Hanscom, specialists say, is in a unique position for realignment. Opened in
1941 as a traditional air base, it hasn't housed a fighting unit in years
and costs the government millions of dollars to run. Yet, cutting-edge, 21st
century research is conducted there in conjunction with the Boston area's
nearby high-tech sector that would be difficult to replicate.

''Our design is flexible, so we give them the room to expand and they figure
out how they want to do it," said Chris Anderson, president of the
Massachusetts Defense Technology Initiative, which put together the state
proposal to expand Hanscom.

''We have succeeded in overcoming the largest hurdle: flipping the
perception in Washington that we can't expand the mission. Whether there is
an Air Force base with maintenance, security, and other infrastructure items
is secondary to our goal of retaining and expanding the mission," he said.
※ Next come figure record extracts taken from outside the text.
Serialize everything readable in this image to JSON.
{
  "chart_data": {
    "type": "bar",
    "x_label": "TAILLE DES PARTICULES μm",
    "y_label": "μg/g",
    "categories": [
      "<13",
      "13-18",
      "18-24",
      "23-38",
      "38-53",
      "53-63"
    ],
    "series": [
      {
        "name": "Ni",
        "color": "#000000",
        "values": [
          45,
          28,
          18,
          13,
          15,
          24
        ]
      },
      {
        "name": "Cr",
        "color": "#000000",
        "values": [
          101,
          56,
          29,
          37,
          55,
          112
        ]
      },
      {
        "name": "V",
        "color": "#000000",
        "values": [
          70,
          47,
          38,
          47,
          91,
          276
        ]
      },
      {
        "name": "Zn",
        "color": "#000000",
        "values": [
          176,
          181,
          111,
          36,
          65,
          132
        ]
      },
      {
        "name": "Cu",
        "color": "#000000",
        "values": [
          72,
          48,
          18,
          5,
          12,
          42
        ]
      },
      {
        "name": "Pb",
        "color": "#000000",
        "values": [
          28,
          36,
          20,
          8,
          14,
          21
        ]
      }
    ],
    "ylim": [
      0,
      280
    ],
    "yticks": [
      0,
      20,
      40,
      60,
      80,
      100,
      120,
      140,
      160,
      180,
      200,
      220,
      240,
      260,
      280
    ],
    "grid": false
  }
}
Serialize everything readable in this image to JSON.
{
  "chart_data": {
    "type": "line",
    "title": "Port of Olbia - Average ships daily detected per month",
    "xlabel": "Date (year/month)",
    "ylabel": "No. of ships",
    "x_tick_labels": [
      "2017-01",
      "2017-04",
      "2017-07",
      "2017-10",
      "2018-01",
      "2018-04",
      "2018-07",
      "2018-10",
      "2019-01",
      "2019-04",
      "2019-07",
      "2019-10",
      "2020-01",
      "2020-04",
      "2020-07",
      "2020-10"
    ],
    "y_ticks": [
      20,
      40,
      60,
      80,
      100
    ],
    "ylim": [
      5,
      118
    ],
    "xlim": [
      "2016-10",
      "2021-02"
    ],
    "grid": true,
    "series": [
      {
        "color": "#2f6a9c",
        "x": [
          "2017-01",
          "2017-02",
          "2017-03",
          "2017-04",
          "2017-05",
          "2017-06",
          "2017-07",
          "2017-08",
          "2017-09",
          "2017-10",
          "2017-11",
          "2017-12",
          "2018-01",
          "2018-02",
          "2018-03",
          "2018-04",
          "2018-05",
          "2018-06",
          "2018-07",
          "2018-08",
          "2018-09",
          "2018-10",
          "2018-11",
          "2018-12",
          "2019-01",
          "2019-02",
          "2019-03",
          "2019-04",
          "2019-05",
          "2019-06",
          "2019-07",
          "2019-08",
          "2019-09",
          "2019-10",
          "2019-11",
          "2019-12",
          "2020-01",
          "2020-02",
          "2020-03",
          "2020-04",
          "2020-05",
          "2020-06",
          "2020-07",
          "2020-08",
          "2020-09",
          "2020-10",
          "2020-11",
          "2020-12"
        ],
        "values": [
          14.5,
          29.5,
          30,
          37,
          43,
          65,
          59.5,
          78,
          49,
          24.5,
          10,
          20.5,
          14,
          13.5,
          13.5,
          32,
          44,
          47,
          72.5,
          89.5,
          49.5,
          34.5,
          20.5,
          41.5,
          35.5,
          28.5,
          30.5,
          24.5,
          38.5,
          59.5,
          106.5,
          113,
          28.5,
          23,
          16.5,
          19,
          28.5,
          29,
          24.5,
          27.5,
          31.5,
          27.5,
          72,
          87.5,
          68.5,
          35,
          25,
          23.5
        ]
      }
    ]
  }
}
According to the legislation establishing the 2005 commission, there are six
options for how bases might be treated.

By September, when the commission makes its final recommendations to the
president and Congress, bases could be slated to: remain open in their
present form; remain open and get new missions and personnel, depending on
their value to future military requirements; close outright; be realigned to
cut jobs and missions; or shuttered indefinitely but remain in government
control.

The last option is to keep the jobs and missions in place in the absence of
a military-owned facility.

''That's within the realm of possibility," said Anderson. ''We'd consider it
a win. I think the fact that everything about [the commission] is so closely
held means that everything will be a surprise."